WHY THIS MATTERS IN BRIEF
It’s only a matter of time before we can 3D print an entire car, no matter how complex it is, in one run complete with embedded electronics, power, and sensors.
One day all cars will be 3D printed and designed and evolved by creative machines and Artificial Intelligence (AI), in much the same way these robots and other products have been. And that revolution is already underway – even if it has a long road to run until it’s fully played out. Today General Motors are using AI’s to design their next generations of vehicles, and a couple of years ago the first 3D printed bus emerged. But, as technologies and trends evolve, and as innovations accelerate, soon we could see the day where rather than just 3D printing individual car parts or chassis, cars will be printed complete with all their electronics and battery systems embedded, all in one run. And that day is drawing closer thanks to the arrival of multi-material 3D printers that enable just that.
For now though, while we wait for technologies and processes to mature Germany’s BigRep has unveiled one of the world’s first 3D printed self-driving sports cars that’s made up of just 14 3D printed parts and an electric powertrain and self-driving tech.
Watch the promo video. Courtesy BigRep.
Named Loci, the curvy four wheeler measures 85 by 146 by 285 cm and is put together from 14 unique components printed using the company’s BigRep Pro, Studio G2 and One 3D printing machines.
The body, meanwhile, is 3D printed using the company’s own Pro HT material, BigRep’s PLX material is used for the bumpers, the beams and joints are created using Nylon 6 (PA6/66), and the tires from thermoplastic polyurethane. There’s no information at all on the electric drivetrain or the autonomous tech installed, but BigRep does mention a touchscreen media hub, surround sound audio, wireless smartphone charging and LED lighting.

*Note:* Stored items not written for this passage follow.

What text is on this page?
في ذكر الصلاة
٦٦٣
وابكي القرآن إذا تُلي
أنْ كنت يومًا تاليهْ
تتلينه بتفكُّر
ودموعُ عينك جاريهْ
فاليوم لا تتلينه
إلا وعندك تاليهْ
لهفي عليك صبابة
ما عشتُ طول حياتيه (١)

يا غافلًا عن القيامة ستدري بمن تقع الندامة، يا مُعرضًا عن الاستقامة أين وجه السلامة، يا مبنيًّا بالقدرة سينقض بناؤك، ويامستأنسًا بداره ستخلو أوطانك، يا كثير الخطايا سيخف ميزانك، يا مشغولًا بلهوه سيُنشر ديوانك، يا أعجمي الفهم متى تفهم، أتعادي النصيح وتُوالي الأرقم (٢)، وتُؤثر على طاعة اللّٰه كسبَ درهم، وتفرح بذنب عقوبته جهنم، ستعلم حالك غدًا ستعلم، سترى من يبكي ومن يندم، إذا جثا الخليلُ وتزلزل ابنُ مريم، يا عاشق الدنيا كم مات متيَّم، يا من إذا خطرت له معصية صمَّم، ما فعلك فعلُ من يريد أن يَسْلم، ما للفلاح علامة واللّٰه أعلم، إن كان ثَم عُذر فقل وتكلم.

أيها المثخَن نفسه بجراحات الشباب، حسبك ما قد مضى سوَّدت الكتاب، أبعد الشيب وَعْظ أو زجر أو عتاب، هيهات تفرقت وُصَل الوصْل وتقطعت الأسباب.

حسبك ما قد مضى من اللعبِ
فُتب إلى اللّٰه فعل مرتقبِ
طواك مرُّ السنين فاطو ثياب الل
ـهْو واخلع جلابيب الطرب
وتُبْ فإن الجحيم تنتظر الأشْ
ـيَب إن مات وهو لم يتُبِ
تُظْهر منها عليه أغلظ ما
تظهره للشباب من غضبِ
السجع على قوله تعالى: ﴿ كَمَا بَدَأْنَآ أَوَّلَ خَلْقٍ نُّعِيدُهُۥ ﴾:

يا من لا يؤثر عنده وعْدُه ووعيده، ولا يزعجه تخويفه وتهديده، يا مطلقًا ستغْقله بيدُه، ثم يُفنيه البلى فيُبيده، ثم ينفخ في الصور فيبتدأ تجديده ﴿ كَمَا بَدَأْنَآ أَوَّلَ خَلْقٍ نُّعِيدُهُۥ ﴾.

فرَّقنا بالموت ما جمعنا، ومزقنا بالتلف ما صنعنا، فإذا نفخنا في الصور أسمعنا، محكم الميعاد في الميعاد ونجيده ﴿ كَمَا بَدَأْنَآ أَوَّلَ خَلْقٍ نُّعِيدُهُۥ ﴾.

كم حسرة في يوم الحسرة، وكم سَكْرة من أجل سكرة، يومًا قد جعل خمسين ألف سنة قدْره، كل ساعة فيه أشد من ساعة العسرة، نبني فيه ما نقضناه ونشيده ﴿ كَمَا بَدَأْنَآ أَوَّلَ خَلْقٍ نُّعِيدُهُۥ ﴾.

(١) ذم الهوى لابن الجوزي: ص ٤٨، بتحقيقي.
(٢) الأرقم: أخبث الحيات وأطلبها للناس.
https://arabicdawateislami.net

The Loci prototype currently comes in three distinct flavors. The Berlin model is envisioned as a single-seater campus commuter, and features TPU airless tires and components embedded with NFC chips that can be scanned using a mobile phone to help with identification, but that could include sensors to track the status of each part in the future.
Urban commuters are the target for the San Francisco variant, which features a narrow body, two passenger seats and a single door to the right that lifts up to provide cover for passengers exiting in the rain. The Dubai concept provides luxury airport transport and sports solar panels, luggage space and desert-ready rugged tires.
At the moment, you can think of Loci as a design study for a “possible future production platform.” BigRep says that the flexibility of the 3D printing production process allows for limited runs to be churned out with quick turnaround times, and the basic design can be modified to suit local needs.